Le sp.a veut une banque de données centralisée pour lutter contre le terrorisme

Mardi 1 mars 2016 — Le sp.a s'étonne de la proposition de loi de la N-VA visant à contraindre les CPAS bruxellois à transmettre des infos sur les combattants en Syrie. C'est une quête d'image de marque pure et simple selon Fouad Ahidar (sp.a).
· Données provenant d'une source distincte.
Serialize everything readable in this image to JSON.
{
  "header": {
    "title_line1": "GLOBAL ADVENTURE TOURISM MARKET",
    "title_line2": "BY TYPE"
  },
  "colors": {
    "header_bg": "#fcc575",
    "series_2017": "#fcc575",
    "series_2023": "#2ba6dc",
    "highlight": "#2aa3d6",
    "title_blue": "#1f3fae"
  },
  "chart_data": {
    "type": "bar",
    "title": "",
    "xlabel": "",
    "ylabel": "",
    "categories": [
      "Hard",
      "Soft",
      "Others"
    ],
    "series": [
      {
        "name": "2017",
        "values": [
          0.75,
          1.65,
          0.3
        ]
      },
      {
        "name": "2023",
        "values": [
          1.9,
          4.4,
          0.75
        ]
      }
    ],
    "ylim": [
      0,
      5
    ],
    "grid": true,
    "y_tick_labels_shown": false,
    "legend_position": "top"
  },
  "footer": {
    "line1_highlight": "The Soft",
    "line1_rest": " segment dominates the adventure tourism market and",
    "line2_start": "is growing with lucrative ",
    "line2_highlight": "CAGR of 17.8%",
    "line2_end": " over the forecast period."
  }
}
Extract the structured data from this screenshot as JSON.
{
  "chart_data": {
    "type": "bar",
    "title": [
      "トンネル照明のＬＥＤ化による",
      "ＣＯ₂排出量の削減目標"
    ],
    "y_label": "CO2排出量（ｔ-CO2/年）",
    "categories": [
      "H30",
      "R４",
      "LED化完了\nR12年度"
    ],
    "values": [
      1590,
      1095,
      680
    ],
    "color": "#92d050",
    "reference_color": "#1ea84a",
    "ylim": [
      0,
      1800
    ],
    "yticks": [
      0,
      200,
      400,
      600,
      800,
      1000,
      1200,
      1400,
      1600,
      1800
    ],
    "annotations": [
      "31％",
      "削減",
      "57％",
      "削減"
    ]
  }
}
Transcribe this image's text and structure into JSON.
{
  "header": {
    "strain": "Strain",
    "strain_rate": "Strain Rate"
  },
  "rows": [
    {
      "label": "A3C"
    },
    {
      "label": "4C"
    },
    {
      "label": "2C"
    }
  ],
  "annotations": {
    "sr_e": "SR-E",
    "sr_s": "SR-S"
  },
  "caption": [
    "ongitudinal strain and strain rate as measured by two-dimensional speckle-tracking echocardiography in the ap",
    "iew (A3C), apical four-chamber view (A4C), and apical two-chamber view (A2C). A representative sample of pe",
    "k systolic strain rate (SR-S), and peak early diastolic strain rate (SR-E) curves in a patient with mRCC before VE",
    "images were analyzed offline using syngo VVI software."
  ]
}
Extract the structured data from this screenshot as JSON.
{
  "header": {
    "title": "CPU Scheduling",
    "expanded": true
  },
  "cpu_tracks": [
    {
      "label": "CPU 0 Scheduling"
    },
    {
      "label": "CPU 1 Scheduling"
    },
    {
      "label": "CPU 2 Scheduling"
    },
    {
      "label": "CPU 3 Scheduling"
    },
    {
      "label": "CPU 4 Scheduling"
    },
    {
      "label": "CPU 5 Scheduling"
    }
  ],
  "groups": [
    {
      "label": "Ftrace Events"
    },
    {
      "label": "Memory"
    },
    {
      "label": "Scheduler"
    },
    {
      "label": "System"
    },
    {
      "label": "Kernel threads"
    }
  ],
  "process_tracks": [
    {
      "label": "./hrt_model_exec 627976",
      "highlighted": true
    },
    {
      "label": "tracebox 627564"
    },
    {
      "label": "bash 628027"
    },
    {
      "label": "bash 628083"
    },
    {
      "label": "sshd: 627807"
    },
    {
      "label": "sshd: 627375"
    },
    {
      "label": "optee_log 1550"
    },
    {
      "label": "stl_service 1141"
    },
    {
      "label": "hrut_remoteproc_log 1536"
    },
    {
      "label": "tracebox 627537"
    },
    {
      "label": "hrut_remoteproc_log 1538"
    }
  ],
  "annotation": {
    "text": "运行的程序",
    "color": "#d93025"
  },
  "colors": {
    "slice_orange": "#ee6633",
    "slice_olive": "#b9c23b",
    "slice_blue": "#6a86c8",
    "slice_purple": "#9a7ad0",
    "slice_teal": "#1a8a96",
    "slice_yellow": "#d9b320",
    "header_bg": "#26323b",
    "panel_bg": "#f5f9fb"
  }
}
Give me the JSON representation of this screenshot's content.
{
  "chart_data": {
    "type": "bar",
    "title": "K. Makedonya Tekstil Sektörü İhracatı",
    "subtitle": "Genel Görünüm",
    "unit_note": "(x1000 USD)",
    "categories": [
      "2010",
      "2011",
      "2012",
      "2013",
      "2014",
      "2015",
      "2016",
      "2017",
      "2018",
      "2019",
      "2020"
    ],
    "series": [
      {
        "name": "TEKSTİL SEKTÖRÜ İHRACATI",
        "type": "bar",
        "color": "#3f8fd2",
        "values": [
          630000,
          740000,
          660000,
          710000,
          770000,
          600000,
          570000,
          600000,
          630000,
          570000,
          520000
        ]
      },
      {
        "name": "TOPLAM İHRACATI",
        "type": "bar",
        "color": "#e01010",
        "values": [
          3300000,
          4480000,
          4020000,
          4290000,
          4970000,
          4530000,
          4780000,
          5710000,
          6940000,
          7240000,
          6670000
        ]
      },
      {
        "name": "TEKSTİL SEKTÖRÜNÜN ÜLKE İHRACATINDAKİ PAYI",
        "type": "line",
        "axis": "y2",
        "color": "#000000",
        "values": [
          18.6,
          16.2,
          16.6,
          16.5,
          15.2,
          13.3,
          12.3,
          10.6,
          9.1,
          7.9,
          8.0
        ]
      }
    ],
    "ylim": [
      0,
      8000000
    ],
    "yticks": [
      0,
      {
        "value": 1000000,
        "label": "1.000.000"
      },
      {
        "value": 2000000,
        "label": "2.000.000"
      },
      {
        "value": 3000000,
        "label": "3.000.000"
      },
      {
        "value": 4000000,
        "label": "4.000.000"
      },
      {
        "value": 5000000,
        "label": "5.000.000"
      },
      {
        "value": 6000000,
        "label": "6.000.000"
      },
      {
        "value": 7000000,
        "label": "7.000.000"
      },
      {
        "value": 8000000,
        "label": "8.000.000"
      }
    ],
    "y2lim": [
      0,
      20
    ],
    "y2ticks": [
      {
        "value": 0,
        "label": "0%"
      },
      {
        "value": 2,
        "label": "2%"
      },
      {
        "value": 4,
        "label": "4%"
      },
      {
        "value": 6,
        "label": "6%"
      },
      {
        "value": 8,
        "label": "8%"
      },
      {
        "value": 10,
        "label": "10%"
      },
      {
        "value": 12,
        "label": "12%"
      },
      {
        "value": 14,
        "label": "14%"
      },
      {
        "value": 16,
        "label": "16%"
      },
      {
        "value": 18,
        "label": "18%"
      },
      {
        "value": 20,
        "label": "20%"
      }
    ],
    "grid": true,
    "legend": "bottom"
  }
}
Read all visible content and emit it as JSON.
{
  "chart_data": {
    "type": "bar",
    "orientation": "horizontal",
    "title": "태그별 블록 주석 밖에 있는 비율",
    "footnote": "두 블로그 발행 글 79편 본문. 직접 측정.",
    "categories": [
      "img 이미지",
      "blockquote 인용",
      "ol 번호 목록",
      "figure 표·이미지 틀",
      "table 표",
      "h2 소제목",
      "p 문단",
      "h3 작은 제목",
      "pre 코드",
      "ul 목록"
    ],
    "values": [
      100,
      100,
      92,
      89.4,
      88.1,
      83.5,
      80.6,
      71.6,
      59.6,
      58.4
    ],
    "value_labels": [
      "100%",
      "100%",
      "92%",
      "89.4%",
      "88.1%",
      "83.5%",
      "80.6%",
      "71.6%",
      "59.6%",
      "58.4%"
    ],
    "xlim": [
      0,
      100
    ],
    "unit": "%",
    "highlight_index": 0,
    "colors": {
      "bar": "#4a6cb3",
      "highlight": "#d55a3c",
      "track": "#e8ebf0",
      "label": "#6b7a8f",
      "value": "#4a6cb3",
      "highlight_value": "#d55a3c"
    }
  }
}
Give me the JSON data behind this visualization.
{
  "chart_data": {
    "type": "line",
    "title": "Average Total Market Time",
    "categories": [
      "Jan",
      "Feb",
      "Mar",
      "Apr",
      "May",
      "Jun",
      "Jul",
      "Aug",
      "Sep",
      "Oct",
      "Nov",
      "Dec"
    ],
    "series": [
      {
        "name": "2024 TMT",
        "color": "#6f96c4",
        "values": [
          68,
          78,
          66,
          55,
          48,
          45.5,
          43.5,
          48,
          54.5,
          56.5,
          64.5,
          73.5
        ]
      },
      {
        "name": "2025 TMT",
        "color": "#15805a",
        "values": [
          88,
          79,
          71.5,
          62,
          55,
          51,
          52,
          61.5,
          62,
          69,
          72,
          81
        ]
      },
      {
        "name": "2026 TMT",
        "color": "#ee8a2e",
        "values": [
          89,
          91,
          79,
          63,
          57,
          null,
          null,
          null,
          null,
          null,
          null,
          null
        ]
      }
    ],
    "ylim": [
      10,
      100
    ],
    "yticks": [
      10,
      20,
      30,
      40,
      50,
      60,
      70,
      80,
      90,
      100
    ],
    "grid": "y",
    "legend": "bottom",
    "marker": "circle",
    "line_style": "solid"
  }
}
Le Ministre de l'Intérieur, Jan Jambon, ne parvient même pas lui-même à obtenir une bonne circulation des informations. Le sp.a plaide pour l'instauration d'une banque de données centralisée.

Fouad Ahidar (sp.a) est évidemment d'accord que les CPAS doivent transmettre les informations nécessaires à la justice et aux services de sécurité. Mais, il y a moyen de régler cela sans beaucoup de fanfare. Ce qui est plus important aujourd'hui, c'est ce qu'on fait de ces informations. Selon Fouad Ahidar, cela ne fonctionne pas encore comme il se doit.

« On réalise trop peu de choses avec les informations recueillies. Je connais suffisamment de récits de première main de professeurs et même de membres de la famille qui n'ont pu être entendus nulle part, où rien n'a été fait avec les informations fournies. Aujourd'hui, j'entends même dans les médias que la police avec reçu des indices sur les attentats de Paris », déclare Fouad Ahidar.

Selon Fouad Ahidar, le problème ne réside pas au niveau des CPAS: "Il est trop facile de rejeter la faute sur les CPAS. La N-VA se trompe une nouvelle fois d'ennemi. Que l'on se concentre sur des choses plus importantes. Depuis le début, le sp.a plaide pour une banque de données centralisée et dynamique consultable par les services de sécurité. Il est grand temps que celle-ci soit concrétisée », ajoute Fouad Ahidar (sp.a).